Historically, A-76 studies and competitions involving 10 or fewer employees have shown minimal, if any, savings for agencies. In these times of limited resources, it makes no sense to conduct costly and time-consuming studies of small commercial activities for the sake of competition. Whatever happened to simple cost/benefit analysis or market research?

Because A-76 does not provide sufficient guidance on the "right-size" tools or methods for conducting reviews of smaller commercial activities (10 or fewer employees), the Interior Department had to find and deploy the best, most cost-effective way to meet the agency's competitive sourcing goals. Interior has more than 90 percent of its commercial activities inventory containing 10 or fewer employees dispersed across 2,000 locations. Many of Interior's commercial activities represent small numbers of federal employees performing multiple duties; they cannot be easily consolidated into groups large enough to attract wide contractor interest or provide economies of scale.

To address this need, Interior developed the "express review process" as an alternative to the A-76 cost comparison.

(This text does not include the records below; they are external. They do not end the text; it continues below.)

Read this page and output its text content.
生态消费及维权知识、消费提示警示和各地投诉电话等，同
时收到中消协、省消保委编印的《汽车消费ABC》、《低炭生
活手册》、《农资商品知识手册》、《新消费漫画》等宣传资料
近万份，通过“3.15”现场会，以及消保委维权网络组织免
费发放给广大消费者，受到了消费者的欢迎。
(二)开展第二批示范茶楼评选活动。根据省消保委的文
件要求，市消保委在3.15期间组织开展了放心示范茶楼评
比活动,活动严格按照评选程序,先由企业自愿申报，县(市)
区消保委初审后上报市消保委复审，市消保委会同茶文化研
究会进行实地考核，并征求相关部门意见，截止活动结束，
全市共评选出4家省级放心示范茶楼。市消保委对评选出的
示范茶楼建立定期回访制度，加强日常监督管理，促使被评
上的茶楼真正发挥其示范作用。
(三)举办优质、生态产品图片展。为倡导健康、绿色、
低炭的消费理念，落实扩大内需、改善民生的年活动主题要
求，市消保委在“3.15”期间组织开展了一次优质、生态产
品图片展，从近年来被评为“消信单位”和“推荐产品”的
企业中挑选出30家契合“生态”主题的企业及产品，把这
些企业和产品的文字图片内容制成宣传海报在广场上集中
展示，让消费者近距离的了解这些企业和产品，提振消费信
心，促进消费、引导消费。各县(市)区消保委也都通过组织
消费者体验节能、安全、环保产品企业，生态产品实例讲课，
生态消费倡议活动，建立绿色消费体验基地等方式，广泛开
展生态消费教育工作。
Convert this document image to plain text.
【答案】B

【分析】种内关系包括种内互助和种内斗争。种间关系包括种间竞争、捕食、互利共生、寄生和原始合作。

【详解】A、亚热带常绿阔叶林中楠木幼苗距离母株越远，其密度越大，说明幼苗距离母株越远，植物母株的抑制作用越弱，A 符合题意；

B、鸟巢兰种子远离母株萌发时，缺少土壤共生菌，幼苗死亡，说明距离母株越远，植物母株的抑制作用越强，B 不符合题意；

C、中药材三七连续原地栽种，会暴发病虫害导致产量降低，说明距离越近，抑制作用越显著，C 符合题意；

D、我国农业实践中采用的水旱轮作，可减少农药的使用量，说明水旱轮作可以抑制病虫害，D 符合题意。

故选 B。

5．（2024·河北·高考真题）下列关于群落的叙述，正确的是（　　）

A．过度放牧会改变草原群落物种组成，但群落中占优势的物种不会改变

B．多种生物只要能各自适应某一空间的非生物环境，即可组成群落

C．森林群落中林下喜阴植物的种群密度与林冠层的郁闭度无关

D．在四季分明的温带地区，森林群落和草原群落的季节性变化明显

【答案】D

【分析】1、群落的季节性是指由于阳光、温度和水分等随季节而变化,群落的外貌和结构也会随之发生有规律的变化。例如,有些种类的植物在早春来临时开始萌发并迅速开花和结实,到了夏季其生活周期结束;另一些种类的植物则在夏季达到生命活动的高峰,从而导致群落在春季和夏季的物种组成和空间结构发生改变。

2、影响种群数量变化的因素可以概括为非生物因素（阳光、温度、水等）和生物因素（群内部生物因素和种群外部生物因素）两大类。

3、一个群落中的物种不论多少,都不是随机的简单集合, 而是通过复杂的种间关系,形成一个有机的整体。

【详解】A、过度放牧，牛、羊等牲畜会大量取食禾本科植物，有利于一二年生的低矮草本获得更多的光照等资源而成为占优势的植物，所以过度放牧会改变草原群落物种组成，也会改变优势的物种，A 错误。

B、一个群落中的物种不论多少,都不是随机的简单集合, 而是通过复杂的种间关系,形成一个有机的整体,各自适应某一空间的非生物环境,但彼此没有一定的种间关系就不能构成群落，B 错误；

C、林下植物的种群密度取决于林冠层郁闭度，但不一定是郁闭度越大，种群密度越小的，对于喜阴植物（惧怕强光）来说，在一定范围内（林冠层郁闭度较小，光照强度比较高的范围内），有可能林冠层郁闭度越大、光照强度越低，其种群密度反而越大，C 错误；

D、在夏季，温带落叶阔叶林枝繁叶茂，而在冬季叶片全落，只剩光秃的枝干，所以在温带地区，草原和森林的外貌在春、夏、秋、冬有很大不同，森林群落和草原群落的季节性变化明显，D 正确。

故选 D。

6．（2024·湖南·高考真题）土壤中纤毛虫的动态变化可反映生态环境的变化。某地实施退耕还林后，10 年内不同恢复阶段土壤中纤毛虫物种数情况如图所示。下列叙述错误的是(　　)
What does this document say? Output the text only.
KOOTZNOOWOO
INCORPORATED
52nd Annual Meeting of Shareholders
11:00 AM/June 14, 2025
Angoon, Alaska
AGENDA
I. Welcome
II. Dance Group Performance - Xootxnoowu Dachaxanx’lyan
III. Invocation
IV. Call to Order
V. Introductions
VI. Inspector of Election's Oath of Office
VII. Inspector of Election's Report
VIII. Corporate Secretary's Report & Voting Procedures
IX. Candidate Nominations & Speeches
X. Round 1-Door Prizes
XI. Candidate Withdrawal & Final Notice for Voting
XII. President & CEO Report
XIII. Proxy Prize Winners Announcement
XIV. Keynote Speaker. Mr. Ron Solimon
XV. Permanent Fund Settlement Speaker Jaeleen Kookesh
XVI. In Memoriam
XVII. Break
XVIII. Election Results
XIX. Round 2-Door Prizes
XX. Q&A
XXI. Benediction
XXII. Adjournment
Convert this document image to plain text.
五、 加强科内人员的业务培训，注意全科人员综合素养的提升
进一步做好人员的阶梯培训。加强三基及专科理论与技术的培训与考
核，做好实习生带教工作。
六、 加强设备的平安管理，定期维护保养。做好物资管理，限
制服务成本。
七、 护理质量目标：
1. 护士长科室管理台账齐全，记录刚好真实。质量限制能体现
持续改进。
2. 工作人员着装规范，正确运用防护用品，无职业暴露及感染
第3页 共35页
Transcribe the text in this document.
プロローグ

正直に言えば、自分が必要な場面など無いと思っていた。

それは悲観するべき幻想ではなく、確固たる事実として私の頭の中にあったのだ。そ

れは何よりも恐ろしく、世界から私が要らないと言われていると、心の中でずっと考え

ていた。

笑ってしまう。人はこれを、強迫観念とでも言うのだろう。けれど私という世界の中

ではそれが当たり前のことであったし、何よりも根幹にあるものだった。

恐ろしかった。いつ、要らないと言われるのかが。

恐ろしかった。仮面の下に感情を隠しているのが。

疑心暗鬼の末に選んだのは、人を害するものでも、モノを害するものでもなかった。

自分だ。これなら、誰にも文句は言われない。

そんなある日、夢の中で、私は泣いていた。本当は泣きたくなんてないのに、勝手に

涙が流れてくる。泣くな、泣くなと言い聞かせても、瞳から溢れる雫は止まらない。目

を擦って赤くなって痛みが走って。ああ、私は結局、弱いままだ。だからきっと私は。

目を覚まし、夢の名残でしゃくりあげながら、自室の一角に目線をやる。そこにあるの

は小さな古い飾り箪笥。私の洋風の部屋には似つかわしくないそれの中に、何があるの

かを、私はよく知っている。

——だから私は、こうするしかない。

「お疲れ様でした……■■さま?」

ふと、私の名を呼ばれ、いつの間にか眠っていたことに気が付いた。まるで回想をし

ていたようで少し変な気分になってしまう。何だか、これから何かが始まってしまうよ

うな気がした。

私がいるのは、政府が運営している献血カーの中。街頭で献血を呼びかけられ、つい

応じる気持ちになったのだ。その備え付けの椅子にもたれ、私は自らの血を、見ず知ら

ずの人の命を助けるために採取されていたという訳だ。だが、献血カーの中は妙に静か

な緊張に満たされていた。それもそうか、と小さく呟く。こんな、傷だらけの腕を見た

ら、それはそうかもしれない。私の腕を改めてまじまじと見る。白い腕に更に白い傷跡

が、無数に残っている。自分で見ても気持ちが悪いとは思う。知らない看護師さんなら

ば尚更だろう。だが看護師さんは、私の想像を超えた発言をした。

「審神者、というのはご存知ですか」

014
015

It is designed to minimize the analytical effort necessary for federal managers to make realistic, sound and justifiable business decisions.

Clearly, the express review process provides the necessary basis for managers to make sound determinations using good business case analysis. Use of the traditional A-76 process will remain an option for big commercial activities and where it is determined to be most beneficial.

Jennings Wong Procurement analyst Interior Department

Service Buys Guidance

As a consultant who negotiates General Services Administration schedule contracts for companies, I have been closely following the proposed rules for Defense Department information technology services buys as published in the FCW article "Rule would stifle DOD service buys" [June 24].

The GSA IT schedule is a great vehicle for buying many IT products and services, but it is not suited for every acquisition. Obviously, when responding to new rules, each trade group and government agency has an agenda to push, but perhaps each needs to look at the rules that are already in place and work them into the schedule's program.

If this regulation makes sense for DOD, it should be applied to the entire federal government. What is so different in civilian agencies that the rules should not apply to them? Are time-and-materials contracts only a bad idea for DOD?

What I find ironic is that no one has brought up Federal Acquisition Regulation (FAR) Part 16. It addresses "policies and procedures and provides guidance for selecting a contract type appropriate to the circumstances of the acquisition." Specifically, Subpart 16.6 deals with the use of letter, labor-hour and time-and-materials contracts.

The rules for time-and- materials contracts state, in part, that such contracts "may be used only when it is not possible at the time of placing the contract to estimate accurately the extent or duration of work or to anticipate costs with any reasonable degree of confidence."

It goes on to say, "A time-and-materials contract may be used (1) only after the contracting officer executes a determination and finds that no other contract type is suitable; and (2) only if the contract includes a ceiling price that the contractor exceeds at its own risk. The contracting officer shall document the contract file to justify the reasons for and amount of any subsequent change in the ceiling price."

The rules for buying from GSA schedules have changed little in the past few years, with the exception of adding information on the GSA Advantage online ordering system and the use of blanket purchase agreements. There is nothing to cover the acquisition of services within these rules, and anyone experienced in procuring services knows that you don't buy services the same way you buy products.

Perhaps all agencies should be directed to FAR Part 16 when choosing a contract type for services under GSA schedules. A time-and-materials contract may or may not be the best way to procure services, but the guidance already exists for making the determination and documenting the findings.

Patti Reardon President Government Sales Consultants Inc.